Callie pun duduk di karpet ruang keluarga rumah keluarga Roberto. Di sana juga ada Mika yang duduk di sampingnya. Keduanya langsung terkena sidang dadakan karena laporan dari Kara. Tak hanya Lucky, tapi ada Rachel dan Ronand juga. Jantung Ronand berdetak sangat kencang saat mengetahui bahwa alat buatannya dibawa oleh Callie. Beruntung tembakannya tepat sasaran ke orang jahat. Jika sampai melukai Callie atau Mika, Ronand pasti akan merasa sangat bersalah.
Ronand mengetahui kejadian ini dari alat yang sudah dilepaskan oleh Janice di dekat pos satpam. Tentu saja semua pembicaraan dan gerak-gerik mereka terpantau. Ronand yang mengetahui itu langsung pergi ke rumah utama keluarga Roberto. Padahal saat itu dia sedang ada rapat. Dia tak peduli, asalkan keluarganya selamat dahulu.
"Callie, nggak boleh lagi-lagi kaya begitu ya. Jantung Mama kaya mau lompat dari tempatnya tahu nggak saat dengar kamu tembak tangan orang," ucap Rachel sambil memegang kepalanya. Pusing dia menghadapi tingkah anak bungsunya yang melebihi dirinya saat kecil. Bahkan Ronand yang notabene kembaran Rachel, mengakui jika Callie lebih luar biasa membuat pusing
"Nanti Callie tangkap jantungnya pakai salingan teh, Mama. Beles, Callie itu pintal kalau soal tangkap-tangkap. Apalagi kalau tangkap duit,"
"Ya kan, plastik Mika?" Callie tampaknya ingin mencari teman agar tidak dimarahi oleh Rachel dan semua orang di sana. Callie menyenggol lengan Mika, tapi gadis remaja itu tampak acuh. Sungguh dia masih shock dan mencoba mencerna kejadian hari ini.
Bugh...
Awwww...
"Iya, ndak? Jangan lempal batu sembunyi di kali ya. Plastik Mika halus setuju sama omongannya Callie," serunya yang kesal karena Mika malah diam.
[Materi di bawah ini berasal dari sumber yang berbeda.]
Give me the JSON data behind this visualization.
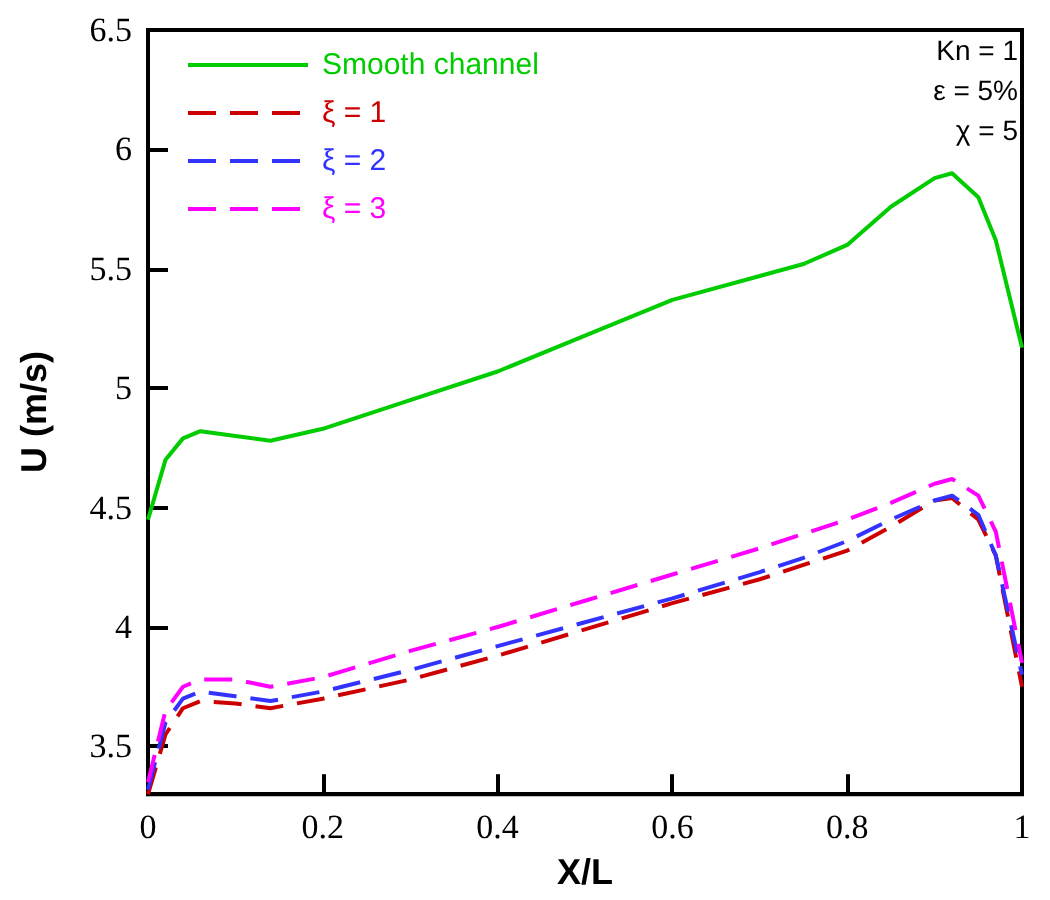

Bahkan Callie langsung memukul lengan Mika dengan kencang. Mika, gadis remaja itu sampai mengaduh kesakitan. Walaupun tangan Callie terlihat kecil dan gembul, tapi tenaganya saat memukul luar biasa. Callie ini punya sifat yang keras kepala seperti Rachel. Bahkan Callie lebih parah karena semua orang harus selalu mengikuti keinginannya. Jika tidak, dia akan memaksa atau memukul lawannya. Jurus andalannya saat ditegur dan dimarahi adalah menangis.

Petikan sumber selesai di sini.